Study: More Toddlers Taking Powerful Drugs For Bipolar Disorder

01.15.10 | FL News Team

A new study out today shows the number of young kids taking powerful antipsychotic drugs to treat bipolar disorder has doubled in the last ten years. The study is published in the "Journal of the American Academy of Child and Adolescent Psychiatry." It found that about half of all kids between ages two and five who had been diagnosed with bipolar disorder were prescribed an antipsychotic in 2007. It also found about one in every 70 privately insured children in that age group were on some type of psychotropic drug. Columbia University clinical psychiatry professor Mark Olfson, who authored the report, said billing records suggest the doctors in most cases didn't bother to try other intervention methods before prescribing the drugs.

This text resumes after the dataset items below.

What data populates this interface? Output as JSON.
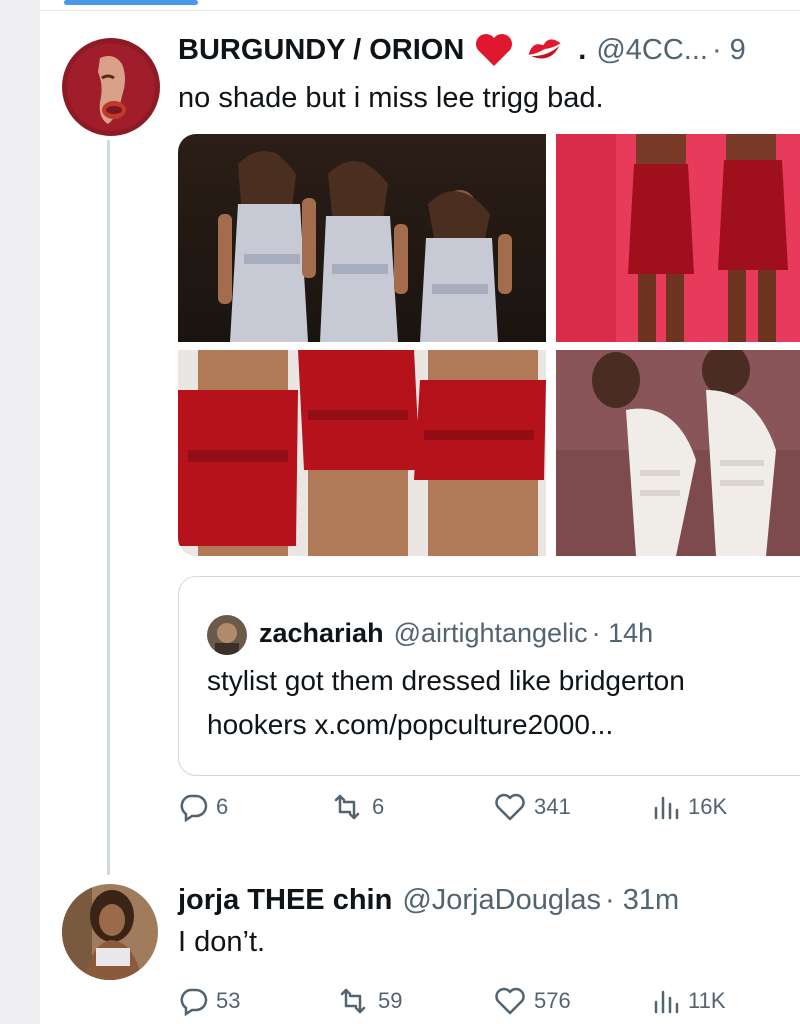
{
  "top_tab": {
    "indicator": "active"
  },
  "main_post": {
    "display_name": "BURGUNDY / ORION",
    "emojis": [
      "red-heart",
      "kiss-mark"
    ],
    "separator": ".",
    "handle": "@4CC...",
    "time": "· 9",
    "text": "no shade but i miss lee trigg bad.",
    "media": [
      {
        "name": "performance-photo-silver-outfits"
      },
      {
        "name": "red-outfits-photo"
      },
      {
        "name": "red-skirts-closeup-photo"
      },
      {
        "name": "white-ruffled-outfits-photo"
      }
    ],
    "quote": {
      "display_name": "zachariah",
      "handle": "@airtightangelic",
      "time": "· 14h",
      "text_line1": "stylist got them dressed like bridgerton",
      "text_line2": "hookers x.com/popculture2000..."
    },
    "stats": {
      "replies": "6",
      "reposts": "6",
      "likes": "341",
      "views": "16K"
    }
  },
  "reply_post": {
    "display_name": "jorja THEE chin",
    "handle": "@JorjaDouglas",
    "time": "· 31m",
    "text": "I don’t.",
    "stats": {
      "replies": "53",
      "reposts": "59",
      "likes": "576",
      "views": "11K"
    }
  },
  "colors": {
    "accent": "#4a99e9",
    "secondary_text": "#536471",
    "border": "#cfd9de",
    "heart": "#e0182d"
  },
  "icons": [
    "reply-icon",
    "repost-icon",
    "like-icon",
    "views-icon"
  ]
}
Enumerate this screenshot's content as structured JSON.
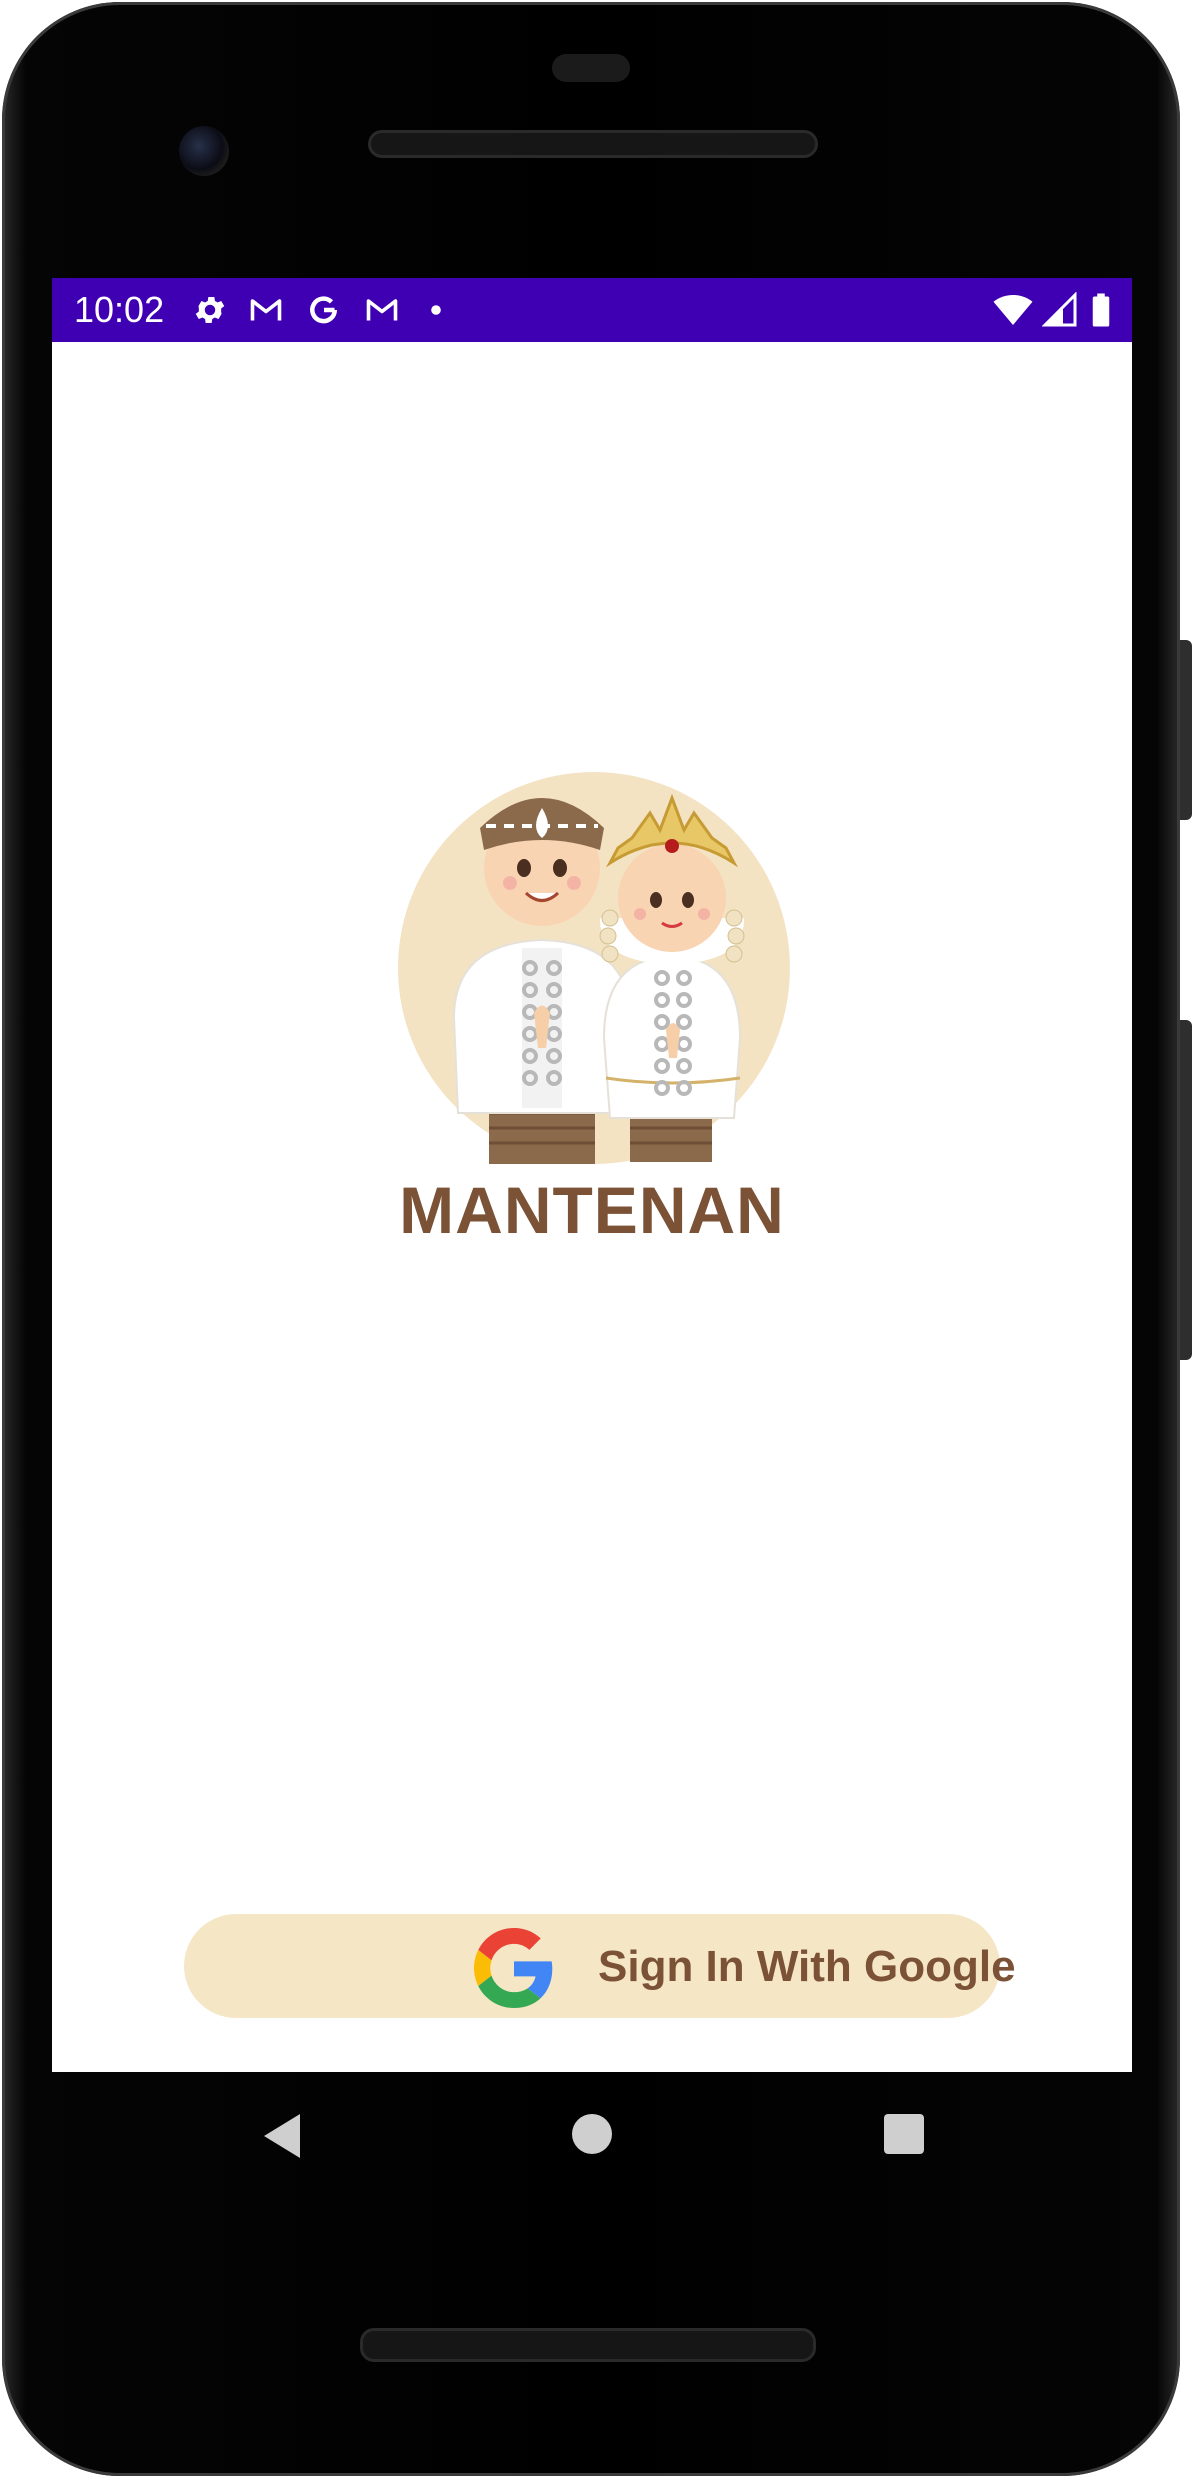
{
  "status_bar": {
    "time": "10:02",
    "background_color": "#3f00b4",
    "left_icons": [
      "settings-gear-icon",
      "gmail-icon",
      "google-g-icon",
      "gmail-icon",
      "notification-dot-icon"
    ],
    "right_icons": [
      "wifi-icon",
      "cell-signal-icon",
      "battery-icon"
    ]
  },
  "app": {
    "title": "MANTENAN",
    "brand_color": "#7b5236",
    "accent_color": "#f5e6c6",
    "logo_icon": "bride-and-groom-logo"
  },
  "sign_in": {
    "label": "Sign In With Google",
    "icon": "google-g-icon"
  },
  "nav_bar": {
    "buttons": [
      "back-icon",
      "home-icon",
      "recents-icon"
    ]
  }
}
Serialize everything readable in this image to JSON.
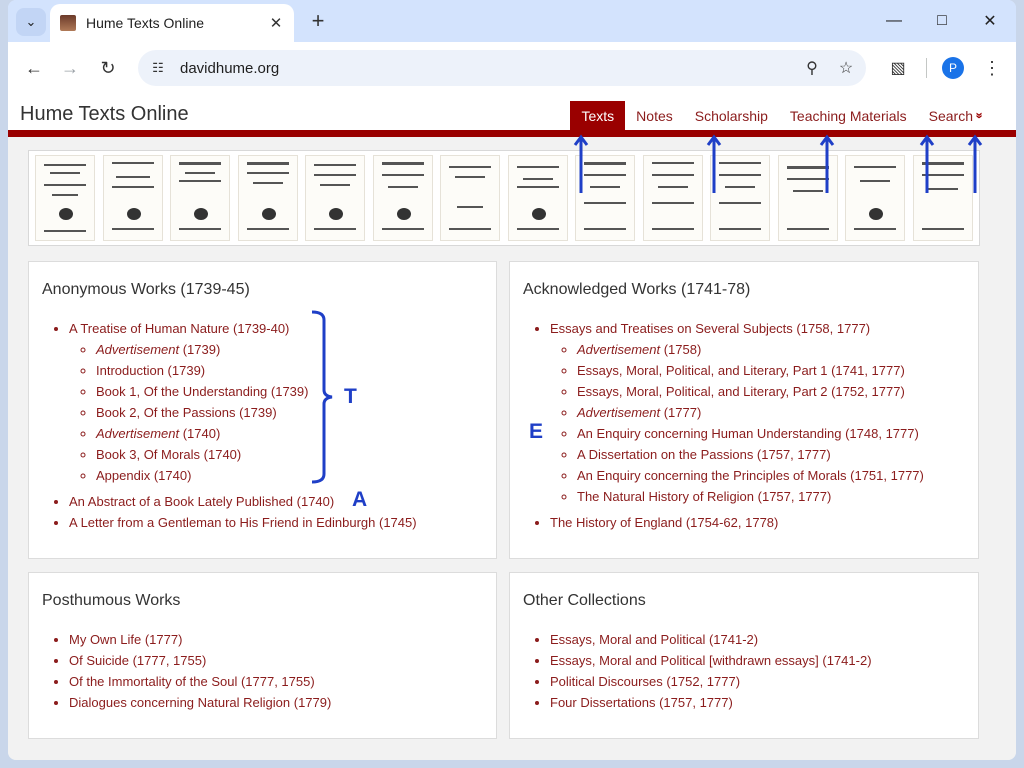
{
  "browser": {
    "tab_title": "Hume Texts Online",
    "url": "davidhume.org",
    "profile_initial": "P"
  },
  "site": {
    "title": "Hume Texts Online",
    "nav": [
      {
        "label": "Texts",
        "active": true
      },
      {
        "label": "Notes",
        "active": false
      },
      {
        "label": "Scholarship",
        "active": false
      },
      {
        "label": "Teaching Materials",
        "active": false
      },
      {
        "label": "Search",
        "active": false
      }
    ],
    "accent_color": "#9a0000"
  },
  "sections": {
    "anonymous": {
      "title": "Anonymous Works (1739-45)",
      "items": [
        {
          "label": "A Treatise of Human Nature (1739-40)",
          "children": [
            {
              "pre": "",
              "italic": "Advertisement",
              "post": " (1739)"
            },
            {
              "pre": "Introduction (1739)",
              "italic": "",
              "post": ""
            },
            {
              "pre": "Book 1, Of the Understanding (1739)",
              "italic": "",
              "post": ""
            },
            {
              "pre": "Book 2, Of the Passions (1739)",
              "italic": "",
              "post": ""
            },
            {
              "pre": "",
              "italic": "Advertisement",
              "post": " (1740)"
            },
            {
              "pre": "Book 3, Of Morals (1740)",
              "italic": "",
              "post": ""
            },
            {
              "pre": "Appendix (1740)",
              "italic": "",
              "post": ""
            }
          ]
        },
        {
          "label": "An Abstract of a Book Lately Published (1740)"
        },
        {
          "label": "A Letter from a Gentleman to His Friend in Edinburgh (1745)"
        }
      ]
    },
    "acknowledged": {
      "title": "Acknowledged Works (1741-78)",
      "items": [
        {
          "label": "Essays and Treatises on Several Subjects (1758, 1777)",
          "children": [
            {
              "pre": "",
              "italic": "Advertisement",
              "post": " (1758)"
            },
            {
              "pre": "Essays, Moral, Political, and Literary, Part 1 (1741, 1777)",
              "italic": "",
              "post": ""
            },
            {
              "pre": "Essays, Moral, Political, and Literary, Part 2 (1752, 1777)",
              "italic": "",
              "post": ""
            },
            {
              "pre": "",
              "italic": "Advertisement",
              "post": " (1777)"
            },
            {
              "pre": "An Enquiry concerning Human Understanding (1748, 1777)",
              "italic": "",
              "post": ""
            },
            {
              "pre": "A Dissertation on the Passions (1757, 1777)",
              "italic": "",
              "post": ""
            },
            {
              "pre": "An Enquiry concerning the Principles of Morals (1751, 1777)",
              "italic": "",
              "post": ""
            },
            {
              "pre": "The Natural History of Religion (1757, 1777)",
              "italic": "",
              "post": ""
            }
          ]
        },
        {
          "label": "The History of England (1754-62, 1778)"
        }
      ]
    },
    "posthumous": {
      "title": "Posthumous Works",
      "items": [
        {
          "label": "My Own Life (1777)"
        },
        {
          "label": "Of Suicide (1777, 1755)"
        },
        {
          "label": "Of the Immortality of the Soul (1777, 1755)"
        },
        {
          "label": "Dialogues concerning Natural Religion (1779)"
        }
      ]
    },
    "other": {
      "title": "Other Collections",
      "items": [
        {
          "label": "Essays, Moral and Political (1741-2)"
        },
        {
          "label": "Essays, Moral and Political [withdrawn essays] (1741-2)"
        },
        {
          "label": "Political Discourses (1752, 1777)"
        },
        {
          "label": "Four Dissertations (1757, 1777)"
        }
      ]
    }
  },
  "annotations": {
    "t": "T",
    "a": "A",
    "e": "E",
    "color": "#1f3fc7"
  }
}
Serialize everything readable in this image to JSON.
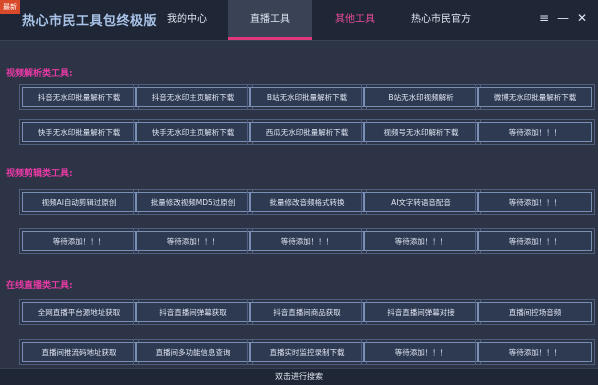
{
  "window": {
    "badge": "最新",
    "title": "热心市民工具包终极版",
    "tabs": [
      "我的中心",
      "直播工具",
      "其他工具",
      "热心市民官方"
    ],
    "menu_icon": "hamburger-icon",
    "min_icon": "minimize-icon",
    "close_icon": "close-icon"
  },
  "sections": [
    {
      "title": "视频解析类工具:",
      "rows": [
        [
          "抖音无水印批量解析下载",
          "抖音无水印主页解析下载",
          "B站无水印批量解析下载",
          "B站无水印视频解析",
          "微博无水印批量解析下载"
        ],
        [
          "快手无水印批量解析下载",
          "快手无水印主页解析下载",
          "西瓜无水印批量解析下载",
          "视频号无水印解析下载",
          "等待添加！！！"
        ]
      ]
    },
    {
      "title": "视频剪辑类工具:",
      "rows": [
        [
          "视频AI自动剪辑过原创",
          "批量修改视频MD5过原创",
          "批量修改音频格式转换",
          "AI文字转语音配音",
          "等待添加！！！"
        ],
        [
          "等待添加！！！",
          "等待添加！！！",
          "等待添加！！！",
          "等待添加！！！",
          "等待添加！！！"
        ]
      ]
    },
    {
      "title": "在线直播类工具:",
      "rows": [
        [
          "全网直播平台源地址获取",
          "抖音直播间弹幕获取",
          "抖音直播间商品获取",
          "抖音直播间弹幕对接",
          "直播间控场音频"
        ],
        [
          "直播间推流码地址获取",
          "直播间多功能信息查询",
          "直播实时监控录制下载",
          "等待添加！！！",
          "等待添加！！！"
        ]
      ]
    }
  ],
  "footer": {
    "label": "双击进行搜索"
  }
}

 The report could have implications for the upcoming trial of a Massachusetts couple whose four-year-old daughter died of an overdose of mood-stabilizing drugs in 2006. Prosecutors claim Michael and Carolyn Riley deliberately overmedicated the child to keep her under control. The doctor who put the little girl on blood pressure medication and the antiseizure drug Depakote after diagnosing her with bipolar disorder and ADHD at age two is expected to be a key witness. The doctor has already been cleared of any wrongdoing.